FRANCE – NOUVELLE ZÉLANDE : 27-13
CUITS À L’ÉTOUFFÉE
Pour faire un bon match d’ouverture d’une Coupe du monde, il faut des bons produits, évidemment locaux. Ensuit on choisit une grande marmite, genre Stade de France, y verser 80 000 supporters à température, ajouter une vingtaine de coqs, mettre des brins de fougères, chauffer à fond et quand ça siffle c’est prêt. A déguster chaud.
La recette était simple, elle a rassasié sans peine le public de Saint-Denis. Battre les All Blacks, invaincus depuis toujours en phase de poule de Coupe du monde, c’est bien plus nourrissant qu’un apéro. Et aussi joyeux. Plus encore.
Le Stade de France, ses 35° à l’ombre, ses bars à bières et ses supporters ont accueilli le monde du rugby dès 16 heures vendredi, bien avant l’ouverture des portes la pression montait, coulait. Comme la sueur.
Si le XV de France ne pouvait échapper à la fièvre de cette première, le public dyonisien a tout fait pour ne pas faire redescendre le thermomètre. De mémoire, on n’avait pas vu une ambiance d’avant match aussi incandescente quand, à l’issue d’une courte cérémonie d’ouverture, aussi franchouillarde que sympathique, la sono a lancé le Paquito Chocolatero à pleins décibels. Que l’on soit Bayonnais, Biarrot, Toulousain, Lyonnais ou Lillois, ce qui est devenu l’hymne national du rugby a emporté le stade et les têtes.
Et la suite ?
La France voulait faire la fête, les Bleus et leurs supporters ont tenu bon. Pendant une heure et demie, dans une atmosphère étouffante – il faisait encore 26° à 22h45 – tout le monde a sué. Sur le terrain et en tribunes. A l’unisson, personne n’a cédé. Quand les maillots noirs enfonçaient les parois bleues, les tribunes reprenaient la Marseillaise, pour repartir à l’assaut.
Nous n’avons pas assisté au plus grand match du XV de Galthier, gavé que nous sommes par d’autres récitals de sa troupe avant, mais l’intensité était là. En croisant en tribune de presse Aubin Hueber, l’ancien international toulonnais aujourd’hui consultant télé, ses mots résumaient tout : «L’important c’était les points, la victoire. Quand tu bats les Blacks en match d’ouverture c’est forcément un grand match, quelle que soit la façon dont tu gagnes».

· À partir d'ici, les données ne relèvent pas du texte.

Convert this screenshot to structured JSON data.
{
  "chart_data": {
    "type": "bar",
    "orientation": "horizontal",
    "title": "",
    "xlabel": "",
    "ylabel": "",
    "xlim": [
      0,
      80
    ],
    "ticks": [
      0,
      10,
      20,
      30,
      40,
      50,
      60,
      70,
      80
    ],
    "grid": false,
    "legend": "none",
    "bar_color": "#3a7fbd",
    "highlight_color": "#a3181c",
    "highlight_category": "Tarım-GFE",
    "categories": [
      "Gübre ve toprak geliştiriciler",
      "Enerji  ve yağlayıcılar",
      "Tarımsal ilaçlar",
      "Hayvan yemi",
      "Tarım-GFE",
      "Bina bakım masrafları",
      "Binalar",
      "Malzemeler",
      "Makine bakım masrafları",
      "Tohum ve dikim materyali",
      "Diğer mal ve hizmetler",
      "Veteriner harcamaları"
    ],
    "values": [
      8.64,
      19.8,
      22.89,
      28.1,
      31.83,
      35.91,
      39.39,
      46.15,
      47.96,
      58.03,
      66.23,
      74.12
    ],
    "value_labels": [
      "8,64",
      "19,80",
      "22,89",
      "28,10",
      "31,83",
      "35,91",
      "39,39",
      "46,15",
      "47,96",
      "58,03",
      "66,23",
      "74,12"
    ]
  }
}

La faim a justifié les moyens. Les Bleus ont avalé les Blacks en fin de match, un dessert offert au public. Au coup de sifflet final, tous rincés et cabossés, alors que la sono relançait l’envie de brailler son plaisir, les deux clans ont longtemps patienté sur la pelouse avant de rejoindre la fraîcheur du vestiaire.
Les remplaçants blacks effectuaient quelques courses de récupération et ont pu mesurer l’ampleur du soutien des supporters pas près de quitter les tribunes. A côté d’eux, les maillots blancs, bras dessus bras dessous, entamaient un tour d’honneur, certains avec leurs enfants, et étiraient le bonheur d’une soirée étouffante. Ouf, la pression du premier était évacuée. On est encore loin de la finale mais la cocotte du Stade de France a mis longtemps à refroidir. Elle attend la prochaine recette des Bleus ici en octobre. Qui en doute ?
Aux buvettes alignées à la sortie, dans les rues où déambulaient un peuple bleu, on a aperçu des maillots argentins, irlandais, néo-zélandais ou sud-africains. Et des rires, des chants. Il était minuit passé, en zone mixte, à peine remis des émotions, les joueurs se présentaient devant la presse. Heu-reux. Ca ne fait que commencer. A Lille, jeudi, on remet ça contre l’Uruguay. Ca sent bon la pression.